Your vet will also thoroughly examine the health and medical history of your dog including a rundown of specific symptoms, or previous injuries. Knowing your pet’s lineage can offer insights into your dog's likelihood of developing hip dysplasia, although it isn't essential. Standard x-rays can also be very helpful in diagnosing the severity of your dog's hip dysplasia, and to help determine the best treatment for your pup.
Hip Replacement Surgery
Total hip replacement (THR) surgery is typically the first choice for the surgical treatment of hip dysplasia in dogs. THR is the most effective surgery and involves using plastic and metal implants to replace the entire hip joint. THR returns your dog's hip function to a more normal range and eliminates most hip dysplasia-related discomfort.

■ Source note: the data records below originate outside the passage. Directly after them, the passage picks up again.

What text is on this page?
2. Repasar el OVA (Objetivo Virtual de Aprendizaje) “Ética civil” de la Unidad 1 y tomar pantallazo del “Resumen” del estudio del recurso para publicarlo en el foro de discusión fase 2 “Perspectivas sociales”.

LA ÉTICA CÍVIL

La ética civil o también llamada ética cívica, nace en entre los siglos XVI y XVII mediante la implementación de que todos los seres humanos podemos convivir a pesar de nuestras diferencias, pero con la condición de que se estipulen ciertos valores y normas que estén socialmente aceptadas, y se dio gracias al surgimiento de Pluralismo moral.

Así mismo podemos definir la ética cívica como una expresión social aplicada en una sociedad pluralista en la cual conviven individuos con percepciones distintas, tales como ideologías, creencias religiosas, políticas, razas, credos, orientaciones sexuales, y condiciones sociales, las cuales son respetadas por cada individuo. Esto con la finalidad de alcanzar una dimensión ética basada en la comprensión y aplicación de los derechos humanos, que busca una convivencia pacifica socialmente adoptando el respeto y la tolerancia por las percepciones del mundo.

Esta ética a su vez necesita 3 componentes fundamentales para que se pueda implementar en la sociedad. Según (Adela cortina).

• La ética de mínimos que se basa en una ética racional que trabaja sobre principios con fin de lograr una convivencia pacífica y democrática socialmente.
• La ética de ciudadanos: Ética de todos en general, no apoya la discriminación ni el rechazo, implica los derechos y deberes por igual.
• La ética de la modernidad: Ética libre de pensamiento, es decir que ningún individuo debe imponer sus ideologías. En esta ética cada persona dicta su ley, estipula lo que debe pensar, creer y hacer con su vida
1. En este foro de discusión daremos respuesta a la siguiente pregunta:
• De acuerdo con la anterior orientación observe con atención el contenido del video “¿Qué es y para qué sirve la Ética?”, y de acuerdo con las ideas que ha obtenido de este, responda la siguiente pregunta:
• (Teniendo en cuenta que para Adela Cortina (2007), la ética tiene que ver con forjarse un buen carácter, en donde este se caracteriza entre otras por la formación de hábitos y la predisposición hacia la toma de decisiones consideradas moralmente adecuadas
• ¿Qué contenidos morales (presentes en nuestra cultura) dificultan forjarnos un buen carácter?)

A total hip replacement is a drastic treatment option for hip dysplasia and is also the most expensive. This surgery is usually recommended if the dog is in considerable pain or close to completely immobile. The artificial hip components used in THR must be custom-made for your dog, and the surgery is performed by certified veterinary surgeons.
THR surgery usually takes about two to three hours, and your dog may need to be hospitalized for one to three days following surgery. Expect a 12-week recovery period to allow time for proper healing to occur. If your dog is suffering from hip dysplasia in both hips, surgery may only be performed on one hip at a time, with a three-to-six-month gap between procedures.